Ketika tersadar, mobil kru sudah keluar dari jalan tol, hujan tipis masih turun membasahi kota, dan di dalam mobil terdengar musik instrumental yang menenangkan.
Entah kenapa, Xu Qingyan yang baru terbangun, mendengar irama sederhana itu, tiba-tiba terngiang lirik lagu yang belum pernah ia dengar sebelumnya, dan tanpa sadar ia pun mulai bersenandung.
"Maafkan~ hari hujan yang membawamu pergi, di malam gelap saat tiba-tiba terjaga."
Sopir di depan meliriknya lewat kaca spion, dan Xu Qingyan sendiri pun heran, karena selama ini ia sama sekali tak bisa bernyanyi. Sejak kecil, setiap kali menyanyi pasti fals, tanpa terkecuali.
Ia menarik napas dalam-dalam, lalu membuka pesan kedua yang bertanda merah.
Asisten sutradara: [Selamat datang di acara kami, "Pemburu Cinta" adalah... aturannya, empat wanita dan lima pria akan hidup bersama selama tujuh hari.

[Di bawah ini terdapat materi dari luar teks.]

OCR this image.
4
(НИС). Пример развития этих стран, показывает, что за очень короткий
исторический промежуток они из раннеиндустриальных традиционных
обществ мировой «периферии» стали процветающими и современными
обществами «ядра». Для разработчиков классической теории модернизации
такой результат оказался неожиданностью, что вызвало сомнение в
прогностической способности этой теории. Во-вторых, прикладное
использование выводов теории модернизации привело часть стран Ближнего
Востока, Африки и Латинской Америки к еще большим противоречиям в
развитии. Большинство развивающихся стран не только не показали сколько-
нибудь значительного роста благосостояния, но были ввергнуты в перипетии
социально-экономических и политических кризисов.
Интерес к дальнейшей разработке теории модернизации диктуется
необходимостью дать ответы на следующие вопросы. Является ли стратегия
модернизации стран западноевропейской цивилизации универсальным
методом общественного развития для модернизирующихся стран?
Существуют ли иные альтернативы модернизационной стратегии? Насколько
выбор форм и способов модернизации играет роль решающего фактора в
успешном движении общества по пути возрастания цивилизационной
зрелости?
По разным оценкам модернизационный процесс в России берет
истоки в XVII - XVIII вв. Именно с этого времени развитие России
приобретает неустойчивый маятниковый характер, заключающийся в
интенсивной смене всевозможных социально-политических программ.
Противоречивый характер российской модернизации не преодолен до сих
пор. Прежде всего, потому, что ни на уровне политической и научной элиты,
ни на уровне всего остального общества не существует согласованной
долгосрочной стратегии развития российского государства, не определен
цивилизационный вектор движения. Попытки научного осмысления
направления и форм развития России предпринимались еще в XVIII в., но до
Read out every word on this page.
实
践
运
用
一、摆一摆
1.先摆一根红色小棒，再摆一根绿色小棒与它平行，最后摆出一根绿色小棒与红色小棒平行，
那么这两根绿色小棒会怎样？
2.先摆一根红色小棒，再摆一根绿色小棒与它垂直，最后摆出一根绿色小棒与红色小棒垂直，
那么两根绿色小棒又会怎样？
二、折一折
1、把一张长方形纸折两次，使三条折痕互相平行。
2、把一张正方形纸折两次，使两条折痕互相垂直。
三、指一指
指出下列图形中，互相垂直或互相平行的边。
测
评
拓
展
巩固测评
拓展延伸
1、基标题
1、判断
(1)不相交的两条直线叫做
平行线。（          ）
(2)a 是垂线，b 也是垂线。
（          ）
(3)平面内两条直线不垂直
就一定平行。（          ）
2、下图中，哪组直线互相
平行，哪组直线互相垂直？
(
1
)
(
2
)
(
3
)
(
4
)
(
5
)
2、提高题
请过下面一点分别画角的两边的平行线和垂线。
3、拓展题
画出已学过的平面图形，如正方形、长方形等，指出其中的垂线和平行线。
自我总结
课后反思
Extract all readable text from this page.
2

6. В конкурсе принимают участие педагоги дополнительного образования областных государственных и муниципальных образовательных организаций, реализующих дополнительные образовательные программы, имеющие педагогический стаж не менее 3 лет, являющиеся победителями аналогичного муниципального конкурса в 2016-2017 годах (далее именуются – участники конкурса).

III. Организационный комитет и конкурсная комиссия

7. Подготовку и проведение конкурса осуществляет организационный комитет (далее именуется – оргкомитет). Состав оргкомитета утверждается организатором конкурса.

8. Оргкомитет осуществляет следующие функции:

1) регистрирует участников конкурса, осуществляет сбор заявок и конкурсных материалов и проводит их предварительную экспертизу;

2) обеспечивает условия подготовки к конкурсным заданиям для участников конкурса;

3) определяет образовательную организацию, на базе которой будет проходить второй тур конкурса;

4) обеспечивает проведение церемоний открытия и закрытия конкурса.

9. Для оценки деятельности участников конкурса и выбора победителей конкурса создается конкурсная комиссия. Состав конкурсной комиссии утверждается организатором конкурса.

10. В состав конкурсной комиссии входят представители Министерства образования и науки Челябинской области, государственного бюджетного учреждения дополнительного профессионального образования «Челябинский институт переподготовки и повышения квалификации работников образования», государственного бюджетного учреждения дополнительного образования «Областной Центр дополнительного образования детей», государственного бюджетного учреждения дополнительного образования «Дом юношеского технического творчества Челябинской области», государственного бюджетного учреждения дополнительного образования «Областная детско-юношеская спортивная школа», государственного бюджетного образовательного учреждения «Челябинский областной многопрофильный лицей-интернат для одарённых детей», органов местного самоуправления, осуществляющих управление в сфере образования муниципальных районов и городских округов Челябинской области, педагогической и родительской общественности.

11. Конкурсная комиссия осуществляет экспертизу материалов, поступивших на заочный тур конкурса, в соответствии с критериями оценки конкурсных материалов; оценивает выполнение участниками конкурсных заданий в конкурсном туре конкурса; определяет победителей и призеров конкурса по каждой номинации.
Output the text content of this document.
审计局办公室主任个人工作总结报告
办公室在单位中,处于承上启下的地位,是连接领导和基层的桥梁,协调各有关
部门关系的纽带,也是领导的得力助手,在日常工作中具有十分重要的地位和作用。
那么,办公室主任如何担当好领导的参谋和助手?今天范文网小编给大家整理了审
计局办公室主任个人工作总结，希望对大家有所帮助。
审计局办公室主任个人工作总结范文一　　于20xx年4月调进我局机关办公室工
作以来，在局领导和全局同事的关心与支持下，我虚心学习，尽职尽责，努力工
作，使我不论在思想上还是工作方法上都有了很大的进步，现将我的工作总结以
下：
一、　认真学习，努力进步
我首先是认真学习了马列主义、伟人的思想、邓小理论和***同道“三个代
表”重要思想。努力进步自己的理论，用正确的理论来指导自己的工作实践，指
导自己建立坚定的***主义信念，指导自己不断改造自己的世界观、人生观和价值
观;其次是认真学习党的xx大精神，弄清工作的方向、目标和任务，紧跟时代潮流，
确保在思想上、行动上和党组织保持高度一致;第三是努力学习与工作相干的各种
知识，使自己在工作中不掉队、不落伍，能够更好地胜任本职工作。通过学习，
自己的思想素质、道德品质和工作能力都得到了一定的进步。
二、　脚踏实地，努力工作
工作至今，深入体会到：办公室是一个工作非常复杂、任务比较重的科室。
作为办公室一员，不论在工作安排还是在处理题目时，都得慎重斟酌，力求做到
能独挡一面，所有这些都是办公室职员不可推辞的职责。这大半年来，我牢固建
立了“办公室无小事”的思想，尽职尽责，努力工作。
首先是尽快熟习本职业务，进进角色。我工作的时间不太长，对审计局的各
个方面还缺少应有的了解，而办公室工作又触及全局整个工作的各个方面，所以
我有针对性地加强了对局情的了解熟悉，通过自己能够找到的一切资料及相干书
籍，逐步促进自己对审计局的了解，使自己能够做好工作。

Sebelum bertemu, peserta akan memilih menjadi pemburu cinta atau pemburu uang.]
[Identitasmu adalah pemburu uang undangan khusus, harap rahasiakan, tahap pemilihan tidak memengaruhi kartu identitasmu.]
[Jika pemburu uang dan pemburu cinta berhasil berpasangan, pemburu uang berhak membawa pulang hadiah satu miliar, dan keduanya harus keluar dari acara sebagai pasangan.]
[Catatan: Jika dua pemburu uang berpasangan, tetap dianggap gagal. Di tengah acara akan ada sesi voting untuk pemburu uang, yang mendapat suara terbanyak akan tersingkir.]
Xu Qingyan membaca sekilas, dalam hati ia bergumam, ada voting juga rupanya?
Namun, ia sudah meneken kontrak internal, menang kalah tetap dapat satu miliar. Tugasnya hanya berperan sebagai peserta pria yang tajam dan sarkastis, bertahan di acara dan siap jadi sasaran kemarahan penonton.
Tim produksi sengaja membuat persaingan antar pria, dengan komposisi empat wanita dan lima pria, jelas jumlah pria lebih banyak. Selain itu, jumlah pemburu cinta dan pemburu uang belum diketahui, harus menunggu peserta memilih dulu. Bagi pemburu uang yang ingin membawa pulang hadiah, tantangannya luar biasa.
Tak hanya harus menyembunyikan identitas, tapi juga harus bisa memikat seorang pemburu cinta yang polos.
Peserta lain ada yang benar-benar ingin merasakan cinta manis, ada pula yang hanya ingin mencari pasangan yang mudah dibohongi demi hadiah satu miliar.
Xu Qingyan sama sekali tak peduli soal menang kalah, satu miliar sudah pasti di tangan, bayaran harian sepuluh juta lebih. Tayang perdana langsung jadi bahan celaan, peran pembenci sejuta umat.
Menang? Tak mungkin sedikit pun!
Sutradara memberinya satu miliar, hanya untuk menciptakan kesulitan dan topik bagi peserta lain. Orang lain mungkin takut malu, Xu Qingyan hanya takut tidak cukup totalitas, sehingga merasa uang itu tak layak ia terima.
Soal hadiah acara?
Sutradara sudah di kantongku, masa aku mau tendang sutradara ke parit? Hadiah ini, aku sama sekali tak punya niat untuk mendapatkannya! Jika aku sampai tergoda, pantas saja dikeluarkan dari dunia!
Mobil segera tiba di lokasi syuting promosi acara, sebuah hotel mewah bertingkat tinggi di tepi laut.